Monday, December 23, 2013

DEALING WITH THE MISTAKES WE MAKE

LORD, I MESSED UP, AGAIN



Before I sleep, I look outside the window, the world is wide awake and so am I. The skies are gray, the trees are dark, and the light outside comes in small bits and pieces. The night lamp outside is not too bright and passing cars make light run through the window blinds every few minutes. 

Once more, tonight, like many nights in the past, I am on a midnight watch, watching over my son. Fear is a strong presence, but Faith arrived as well. Faith has proven a loyal friend, and can take any argument Fear throws my way. So far, Faith has won everytime. Faith never argues alone but keeps Hope and Love on speed dial. Just in case. You never know when it's a full house after midnight. And I must always be ready.
I felt such guilt. You see, I was so tired that I ordered out when in the back of my mind I heard all the warning signs to get my tired behind up and cook a homemade meal, not take out. 

I can't explain it. I just had a bad feeling. 

The price paid for take-out was high sugar levels that lasted for a few hours.  I began to give him a correction and lots of water. All I heard in my head was, "What a horrible mom you are! Shame on you!" Fear walked in and stared me in the face. I silently prayed and asked the Lord to forgive me. Yes, Lord, forgive me. Forgive me for the excuse of being too tired. Forgive me for not listening to the warning in my spirit. That's when Faith walked in and Hope followed.

My son's sugar levels went back to normal but they were pretty high for a while. I prayed and asked the Lord to teach me to be the parent my son needs. Help me, Lord. For each time I think I am learning something new, I see a billion areas that still need improvement. 

Faith and Hope stood with me tonight and reminded me that I have to learn to believe I will make the best decisions for my son. Faith reminds me that trusting my heart and my instincts will never fail. Faith tells me that I am not alone in my walk as the mom of a Type 1 Diabetic child. Last time to check my son's sugar. He is asleep. Relief fills my heart but then again, Faith and Hope had promised me good news was near. I kiss my son, good night and smile as Fear walks away and slams the door behind. Faith and Hope smile back and let me know they'll hand around til morning.

I am ready to nod off.
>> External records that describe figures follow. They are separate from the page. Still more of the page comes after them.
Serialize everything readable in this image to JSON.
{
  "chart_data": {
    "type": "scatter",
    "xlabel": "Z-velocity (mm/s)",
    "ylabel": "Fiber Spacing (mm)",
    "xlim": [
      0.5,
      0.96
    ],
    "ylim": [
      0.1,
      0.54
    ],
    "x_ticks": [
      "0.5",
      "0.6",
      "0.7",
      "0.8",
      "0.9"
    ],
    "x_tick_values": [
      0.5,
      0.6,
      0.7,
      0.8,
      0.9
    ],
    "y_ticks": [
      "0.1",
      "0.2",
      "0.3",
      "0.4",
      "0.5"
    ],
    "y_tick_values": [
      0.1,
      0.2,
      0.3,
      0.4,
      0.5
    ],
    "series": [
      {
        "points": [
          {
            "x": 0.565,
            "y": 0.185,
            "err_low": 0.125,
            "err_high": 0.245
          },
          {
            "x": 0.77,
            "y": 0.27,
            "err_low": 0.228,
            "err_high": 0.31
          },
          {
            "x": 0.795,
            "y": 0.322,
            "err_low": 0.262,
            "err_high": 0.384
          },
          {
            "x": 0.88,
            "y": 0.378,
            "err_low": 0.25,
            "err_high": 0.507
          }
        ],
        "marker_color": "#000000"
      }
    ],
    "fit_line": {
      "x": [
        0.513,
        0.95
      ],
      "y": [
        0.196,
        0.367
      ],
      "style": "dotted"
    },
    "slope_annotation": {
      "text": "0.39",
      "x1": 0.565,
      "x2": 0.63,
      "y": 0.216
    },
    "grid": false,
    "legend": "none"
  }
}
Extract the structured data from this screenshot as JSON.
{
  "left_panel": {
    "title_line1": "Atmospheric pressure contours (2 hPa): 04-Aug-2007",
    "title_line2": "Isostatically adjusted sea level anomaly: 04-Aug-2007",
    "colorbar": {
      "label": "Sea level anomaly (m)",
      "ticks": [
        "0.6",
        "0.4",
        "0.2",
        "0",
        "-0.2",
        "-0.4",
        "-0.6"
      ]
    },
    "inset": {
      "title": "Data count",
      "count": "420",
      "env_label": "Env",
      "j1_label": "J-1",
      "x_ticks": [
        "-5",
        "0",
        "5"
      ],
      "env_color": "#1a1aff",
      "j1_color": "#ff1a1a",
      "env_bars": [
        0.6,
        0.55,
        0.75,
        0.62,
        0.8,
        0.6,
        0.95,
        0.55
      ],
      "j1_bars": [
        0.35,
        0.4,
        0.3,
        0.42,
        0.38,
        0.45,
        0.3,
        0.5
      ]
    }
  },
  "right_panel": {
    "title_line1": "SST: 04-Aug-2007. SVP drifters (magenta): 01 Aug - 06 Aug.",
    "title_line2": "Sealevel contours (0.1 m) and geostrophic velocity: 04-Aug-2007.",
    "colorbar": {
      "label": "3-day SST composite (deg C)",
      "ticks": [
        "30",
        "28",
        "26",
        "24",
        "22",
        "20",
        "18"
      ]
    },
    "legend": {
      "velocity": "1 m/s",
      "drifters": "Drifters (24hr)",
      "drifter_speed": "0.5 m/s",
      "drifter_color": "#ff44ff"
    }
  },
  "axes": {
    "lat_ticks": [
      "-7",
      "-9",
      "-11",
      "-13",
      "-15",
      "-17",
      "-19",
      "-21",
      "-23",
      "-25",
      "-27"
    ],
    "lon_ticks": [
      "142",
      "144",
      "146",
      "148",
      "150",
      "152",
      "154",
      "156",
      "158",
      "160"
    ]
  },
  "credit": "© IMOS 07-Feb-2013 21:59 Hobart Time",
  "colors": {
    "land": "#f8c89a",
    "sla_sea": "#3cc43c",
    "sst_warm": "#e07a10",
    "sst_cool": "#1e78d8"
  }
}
With a grateful heart, I turn off the lights and attempt to sleep. Once more, I pray for wisdom, guidance, and the ability to make better choices every day. Even in small things like ordering take-out. Never thought you'd read about a ridiculous thing like this, right? But, maybe you're a parent, a tired one, that has worked late hours or was sick and this idea comes into your mind like it did with me. Follow your heart. Your heart is faithful and true. Create and have a back up plan. I know I will from now on.

Lesson learned: Plan ahead and prepare extra food when you imagine you might have a super busy schedule. Better some healthy left overs, than unhealthy take out.